I dati mostrano che poter lavorare con WD pressoché doppie rispetto a un macro da 55-60mm rende i medio-tele macro (100-105mm) sicuramente preferibili per il fotografo naturalista anche se i moderni obiettivi a lenti flottanti perdono working distance rispetto ai vecchi macro di stessa lunghezza focale nominale quale, ad esempio, il Micro-Nikkor 105mm f/4. Alcuni costruttori (Canon, Nikon, Pentax, Sigma) propongono obiettivi con lunghezza focale 180-200mm in grado di ottenere rapporti di ingrandimento fino a 1:1 senza accessori. Sono obiettivi di progettazione moderna che fanno ricorso a lenti flottanti. Il primo obiettivo di questa generazione è stato il Micro-Nikkor AI 200mm f/4 IF, presentato nell’agosto 1978.
I dati di WD evidenziano chiaramente che un tele macro di 180-200mm rappresenta la scelta migliore per ridurre il rischio di fuga di soggetti diffidenti.

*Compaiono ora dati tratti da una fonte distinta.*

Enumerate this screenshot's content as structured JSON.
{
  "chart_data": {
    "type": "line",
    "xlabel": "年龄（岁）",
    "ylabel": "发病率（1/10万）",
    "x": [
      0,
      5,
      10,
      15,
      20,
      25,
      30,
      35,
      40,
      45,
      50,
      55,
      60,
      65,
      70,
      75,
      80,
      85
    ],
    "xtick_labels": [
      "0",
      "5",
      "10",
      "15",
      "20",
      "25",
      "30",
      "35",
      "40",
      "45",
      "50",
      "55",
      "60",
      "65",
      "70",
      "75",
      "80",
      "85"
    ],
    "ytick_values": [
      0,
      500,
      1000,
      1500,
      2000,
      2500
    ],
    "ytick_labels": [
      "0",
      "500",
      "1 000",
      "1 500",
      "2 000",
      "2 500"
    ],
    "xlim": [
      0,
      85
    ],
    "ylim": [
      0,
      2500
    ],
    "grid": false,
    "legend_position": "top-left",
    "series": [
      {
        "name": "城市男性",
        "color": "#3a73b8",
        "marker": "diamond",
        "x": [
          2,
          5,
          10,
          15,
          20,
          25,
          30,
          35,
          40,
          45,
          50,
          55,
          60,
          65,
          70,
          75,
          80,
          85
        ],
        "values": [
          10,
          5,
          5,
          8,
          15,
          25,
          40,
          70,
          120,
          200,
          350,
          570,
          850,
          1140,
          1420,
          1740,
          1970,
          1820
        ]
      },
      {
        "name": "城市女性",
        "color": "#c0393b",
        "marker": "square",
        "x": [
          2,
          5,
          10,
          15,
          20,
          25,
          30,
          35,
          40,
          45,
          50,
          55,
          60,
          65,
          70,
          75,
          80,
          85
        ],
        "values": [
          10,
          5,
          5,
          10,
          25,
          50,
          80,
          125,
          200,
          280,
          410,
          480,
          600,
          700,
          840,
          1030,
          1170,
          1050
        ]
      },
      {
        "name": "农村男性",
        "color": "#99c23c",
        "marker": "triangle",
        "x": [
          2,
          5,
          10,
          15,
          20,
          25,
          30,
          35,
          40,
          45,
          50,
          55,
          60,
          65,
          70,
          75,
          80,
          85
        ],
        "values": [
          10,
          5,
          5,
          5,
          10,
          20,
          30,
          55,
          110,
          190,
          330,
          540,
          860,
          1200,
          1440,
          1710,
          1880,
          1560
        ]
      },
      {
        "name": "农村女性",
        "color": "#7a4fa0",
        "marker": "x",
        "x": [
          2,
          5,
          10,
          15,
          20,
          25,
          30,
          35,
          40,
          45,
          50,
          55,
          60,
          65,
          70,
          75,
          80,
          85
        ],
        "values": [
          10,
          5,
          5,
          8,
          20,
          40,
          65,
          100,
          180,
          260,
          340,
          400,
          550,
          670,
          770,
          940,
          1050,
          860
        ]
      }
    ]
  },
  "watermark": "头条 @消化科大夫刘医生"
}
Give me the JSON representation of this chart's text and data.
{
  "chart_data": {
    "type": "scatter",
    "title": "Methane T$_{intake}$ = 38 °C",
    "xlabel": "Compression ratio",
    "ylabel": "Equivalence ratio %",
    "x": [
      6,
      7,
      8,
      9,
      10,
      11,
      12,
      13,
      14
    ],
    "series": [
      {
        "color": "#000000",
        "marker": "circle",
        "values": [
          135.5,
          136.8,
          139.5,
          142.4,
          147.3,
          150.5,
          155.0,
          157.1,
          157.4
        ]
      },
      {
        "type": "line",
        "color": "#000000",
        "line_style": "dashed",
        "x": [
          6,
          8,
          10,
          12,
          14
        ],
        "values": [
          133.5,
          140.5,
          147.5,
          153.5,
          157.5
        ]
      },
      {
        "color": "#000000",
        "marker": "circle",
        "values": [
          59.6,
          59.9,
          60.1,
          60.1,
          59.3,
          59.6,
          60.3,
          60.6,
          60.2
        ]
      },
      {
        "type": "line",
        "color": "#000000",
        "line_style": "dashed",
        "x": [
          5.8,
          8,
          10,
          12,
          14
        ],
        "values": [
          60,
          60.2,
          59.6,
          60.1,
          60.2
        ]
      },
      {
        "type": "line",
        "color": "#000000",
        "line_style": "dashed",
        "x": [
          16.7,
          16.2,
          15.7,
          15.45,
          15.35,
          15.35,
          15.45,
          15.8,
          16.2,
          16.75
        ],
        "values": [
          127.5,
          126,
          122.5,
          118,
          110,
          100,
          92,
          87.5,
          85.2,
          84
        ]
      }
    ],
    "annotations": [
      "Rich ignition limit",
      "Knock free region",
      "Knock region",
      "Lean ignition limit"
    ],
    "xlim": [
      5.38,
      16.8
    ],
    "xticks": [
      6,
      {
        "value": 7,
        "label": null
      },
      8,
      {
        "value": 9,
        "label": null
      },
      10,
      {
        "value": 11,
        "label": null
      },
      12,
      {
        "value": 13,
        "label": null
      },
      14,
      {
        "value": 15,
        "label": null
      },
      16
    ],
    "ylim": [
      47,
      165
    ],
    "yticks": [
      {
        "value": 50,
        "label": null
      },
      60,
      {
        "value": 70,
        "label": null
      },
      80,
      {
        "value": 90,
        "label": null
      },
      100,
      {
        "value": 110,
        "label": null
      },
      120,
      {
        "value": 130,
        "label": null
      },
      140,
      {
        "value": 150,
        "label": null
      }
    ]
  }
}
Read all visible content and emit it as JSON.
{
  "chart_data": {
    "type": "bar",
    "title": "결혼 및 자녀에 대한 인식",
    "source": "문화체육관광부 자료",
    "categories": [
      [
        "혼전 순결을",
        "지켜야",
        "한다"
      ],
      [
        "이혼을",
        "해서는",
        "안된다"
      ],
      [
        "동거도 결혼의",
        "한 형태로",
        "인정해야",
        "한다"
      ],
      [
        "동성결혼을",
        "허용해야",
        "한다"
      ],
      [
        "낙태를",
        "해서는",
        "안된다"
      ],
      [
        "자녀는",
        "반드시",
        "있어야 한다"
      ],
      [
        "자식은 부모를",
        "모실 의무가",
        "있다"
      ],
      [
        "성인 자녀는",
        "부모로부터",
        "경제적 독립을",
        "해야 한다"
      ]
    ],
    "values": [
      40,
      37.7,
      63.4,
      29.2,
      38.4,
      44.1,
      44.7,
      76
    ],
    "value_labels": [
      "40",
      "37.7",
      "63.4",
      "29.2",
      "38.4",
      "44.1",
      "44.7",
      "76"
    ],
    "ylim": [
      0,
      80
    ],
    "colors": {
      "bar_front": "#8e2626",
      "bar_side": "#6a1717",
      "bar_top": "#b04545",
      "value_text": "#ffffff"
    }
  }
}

Anche la possibilità di fotografare una vipera con R = 1:2 da 70 cm di distanza (invece dei 40 cm di un moderno AF 105mm macro) rappresenta un indubbio vantaggio.
Questi tele macro hanno prezzi e ingombri sensibilmente maggiori dei medio-tele macro. È questo lo scotto da pagare per lavorare più distanti dal soggetto senza sacrificare troppo la luminosità dell’immagine nel mirino.
Occorre però ricordare che il minore angolo di campo inquadrato di queste ottiche consente di isolare di più il soggetto rispetto allo sfondo e di posizionare i flash con maggiore libertà.